シンクタンク創設は十一月の自民立党五十年に合わせた事業。四月の衆院統一補選で公募候補が当選し、党内に「安倍改革路線」への追い風が吹く中、小林氏らの準備作業が進められている。
小林氏は昨年から米国の二十カ所近いシンクタンクを視察。今春には、この分野の権威として知られる元大阪大教授の鈴木崇弘氏を、同じくシンクタンク創設準備中の民主党との綱引きの末、準備室長に招くことに成功した。「小林氏と旧知の間柄だった」(党関係者)ことも決め手の一つになったらしい。
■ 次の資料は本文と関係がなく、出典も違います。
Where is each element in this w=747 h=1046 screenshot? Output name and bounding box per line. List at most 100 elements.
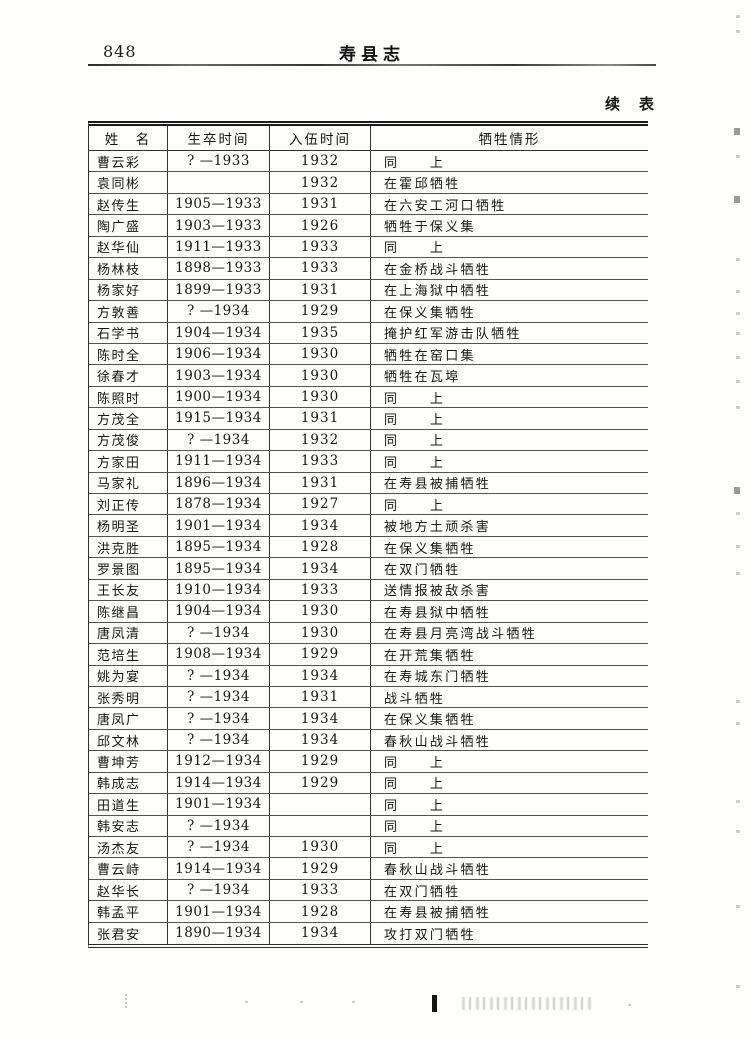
cell-enlist: 1935 bbox=[270, 322, 371, 343]
scan-artifact-edge bbox=[736, 700, 740, 703]
table-row: 方茂俊 ? —1934 1932 同 上 bbox=[89, 429, 648, 452]
cell-enlist: 1932 bbox=[270, 172, 371, 193]
cell-enlist: 1929 bbox=[270, 858, 371, 879]
scan-artifact-dot bbox=[300, 1001, 303, 1003]
cell-name: 陈继昌 bbox=[89, 601, 168, 622]
cell-name: 方敦善 bbox=[89, 301, 168, 322]
cell-enlist: 1930 bbox=[270, 601, 371, 622]
cell-dates: 1901—1934 bbox=[168, 794, 270, 815]
table-row: 张秀明 ? —1934 1931 战斗牺牲 bbox=[89, 686, 648, 709]
cell-enlist: 1931 bbox=[270, 408, 371, 429]
cell-dates: 1890—1934 bbox=[168, 922, 270, 945]
cell-enlist: 1929 bbox=[270, 772, 371, 794]
cell-enlist: 1928 bbox=[270, 536, 371, 558]
scan-artifact-edge bbox=[734, 128, 740, 135]
cell-enlist: 1931 bbox=[270, 279, 371, 301]
cell-fate: 在寿县被捕牺牲 bbox=[384, 906, 492, 922]
cell-dates: ? —1934 bbox=[168, 622, 270, 644]
cell-name: 杨家好 bbox=[89, 279, 168, 301]
table-row: 汤杰友 ? —1934 1930 同 上 bbox=[89, 837, 648, 859]
cell-fate: 战斗牺牲 bbox=[384, 691, 446, 707]
cell-enlist: 1934 bbox=[270, 922, 371, 945]
cell-name: 姚为宴 bbox=[89, 665, 168, 686]
cell-fate: 牺牲于保义集 bbox=[384, 220, 476, 236]
cell-dates: 1914—1934 bbox=[168, 858, 270, 879]
cell-fate: 在开荒集牺牲 bbox=[384, 648, 476, 664]
cell-enlist: 1933 bbox=[270, 451, 371, 472]
cell-dates: 1914—1934 bbox=[168, 772, 270, 794]
cell-dates: 1896—1934 bbox=[168, 472, 270, 493]
cell-dates: 1910—1934 bbox=[168, 579, 270, 601]
cell-enlist: 1934 bbox=[270, 515, 371, 536]
cell-dates: 1915—1934 bbox=[168, 408, 270, 429]
cell-enlist: 1933 bbox=[270, 879, 371, 901]
scan-artifact-edge bbox=[736, 155, 740, 158]
header-cell-dates: 生卒时间 bbox=[168, 126, 270, 150]
cell-name: 徐春才 bbox=[89, 365, 168, 386]
scan-artifact-edge bbox=[736, 545, 740, 548]
cell-fate: 在六安工河口牺牲 bbox=[384, 198, 507, 214]
cell-name: 唐凤广 bbox=[89, 708, 168, 729]
cell-dates: 1905—1933 bbox=[168, 193, 270, 215]
scan-artifact-edge bbox=[736, 905, 740, 908]
table-row: 方茂全 1915—1934 1931 同 上 bbox=[89, 408, 648, 430]
cell-dates: 1912—1934 bbox=[168, 751, 270, 772]
cell-name: 洪克胜 bbox=[89, 536, 168, 558]
cell-enlist: 1929 bbox=[270, 301, 371, 322]
cell-dates: ? —1934 bbox=[168, 429, 270, 451]
cell-enlist: 1930 bbox=[270, 622, 371, 644]
scan-artifact-edge bbox=[736, 406, 740, 409]
cell-name: 韩安志 bbox=[89, 815, 168, 836]
cell-name: 杨林枝 bbox=[89, 258, 168, 279]
table-row: 杨林枝 1898—1933 1933 在金桥战斗牺牲 bbox=[89, 258, 648, 280]
book-title: 寿县志 bbox=[339, 45, 405, 65]
cell-dates: 1898—1933 bbox=[168, 258, 270, 279]
cell-dates: ? —1934 bbox=[168, 686, 270, 708]
cell-name: 陶广盛 bbox=[89, 215, 168, 236]
table-row: 杨明圣 1901—1934 1934 被地方土顽杀害 bbox=[89, 515, 648, 537]
table-body: 曹云彩 ? —1933 1932 同 上 袁同彬 1932 在霍邱牺牲 赵传生 … bbox=[89, 151, 648, 945]
cell-name: 赵传生 bbox=[89, 193, 168, 215]
cell-enlist bbox=[270, 815, 371, 836]
cell-fate: 同 上 bbox=[384, 820, 446, 836]
cell-dates: ? —1934 bbox=[168, 301, 270, 322]
cell-fate: 同 上 bbox=[384, 777, 446, 793]
scan-artifact-edge bbox=[736, 800, 740, 803]
cell-name: 曹坤芳 bbox=[89, 751, 168, 772]
cell-enlist: 1931 bbox=[270, 686, 371, 708]
table-row: 姚为宴 ? —1934 1934 在寿城东门牺牲 bbox=[89, 665, 648, 687]
table-row: 马家礼 1896—1934 1931 在寿县被捕牺牲 bbox=[89, 472, 648, 494]
table-row: 韩成志 1914—1934 1929 同 上 bbox=[89, 772, 648, 795]
table-row: 唐凤广 ? —1934 1934 在保义集牺牲 bbox=[89, 708, 648, 730]
header-cell-name: 姓 名 bbox=[89, 126, 168, 150]
cell-enlist: 1930 bbox=[270, 343, 371, 365]
cell-dates: ? —1933 bbox=[168, 151, 270, 172]
cell-dates: ? —1934 bbox=[168, 708, 270, 729]
cell-name: 石学书 bbox=[89, 322, 168, 343]
scan-artifact-edge bbox=[736, 830, 740, 833]
scan-artifact-edge bbox=[736, 312, 740, 315]
cell-fate: 同 上 bbox=[384, 412, 446, 428]
cell-name: 马家礼 bbox=[89, 472, 168, 493]
cell-name: 方茂俊 bbox=[89, 429, 168, 451]
table-row: 范培生 1908—1934 1929 在开荒集牺牲 bbox=[89, 644, 648, 666]
cell-fate: 在保义集牺牲 bbox=[384, 305, 476, 321]
cell-enlist: 1932 bbox=[270, 429, 371, 451]
header-cell-fate: 牺牲情形 bbox=[478, 132, 541, 148]
table-row: 曹坤芳 1912—1934 1929 同 上 bbox=[89, 751, 648, 773]
scan-artifact-edge bbox=[736, 30, 740, 33]
cell-name: 杨明圣 bbox=[89, 515, 168, 536]
cell-name: 韩孟平 bbox=[89, 901, 168, 922]
cell-fate: 牺牲在瓦埠 bbox=[384, 370, 461, 386]
cell-fate: 在寿县月亮湾战斗牺牲 bbox=[384, 627, 538, 643]
martyr-roster-table: 姓 名 生卒时间 入伍时间 牺牲情形 曹云彩 ? —1933 1932 同 上 … bbox=[88, 121, 648, 949]
cell-enlist: 1932 bbox=[270, 151, 371, 172]
cell-name: 韩成志 bbox=[89, 772, 168, 794]
cell-enlist: 1934 bbox=[270, 558, 371, 579]
table-header: 姓 名 生卒时间 入伍时间 牺牲情形 bbox=[89, 126, 648, 151]
cell-dates: ? —1934 bbox=[168, 837, 270, 858]
cell-enlist: 1931 bbox=[270, 472, 371, 493]
cell-enlist: 1929 bbox=[270, 751, 371, 772]
scan-artifact-edge bbox=[736, 722, 740, 725]
cell-fate: 同 上 bbox=[384, 241, 446, 257]
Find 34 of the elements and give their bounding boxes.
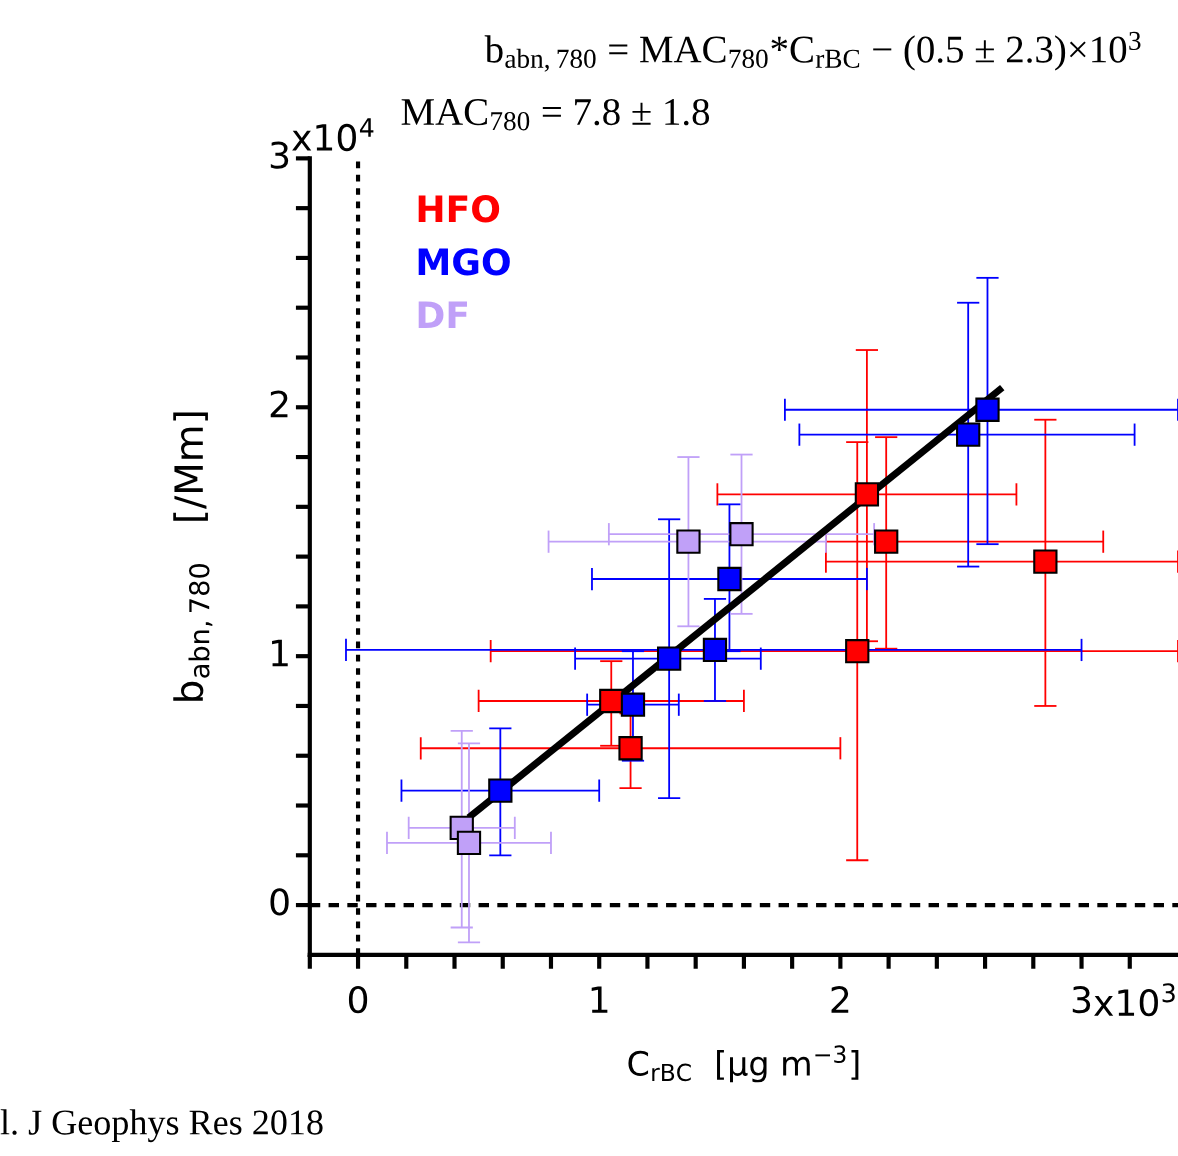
point <box>717 566 742 592</box>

準備室は六月中に組織編成や運営方法など設立案の骨格を固める予定。小林氏は「米国ではシンクタンクのスタッフが政権交代したら政府内に入る。こうした動きが政策決定のダイナミズムをつくっている」と説明。「霞が関だけに頼った政策立案ではスピード感がない。国家ビジョンをまとめる上で科学的論拠を示せるような組織を目指したい」としている。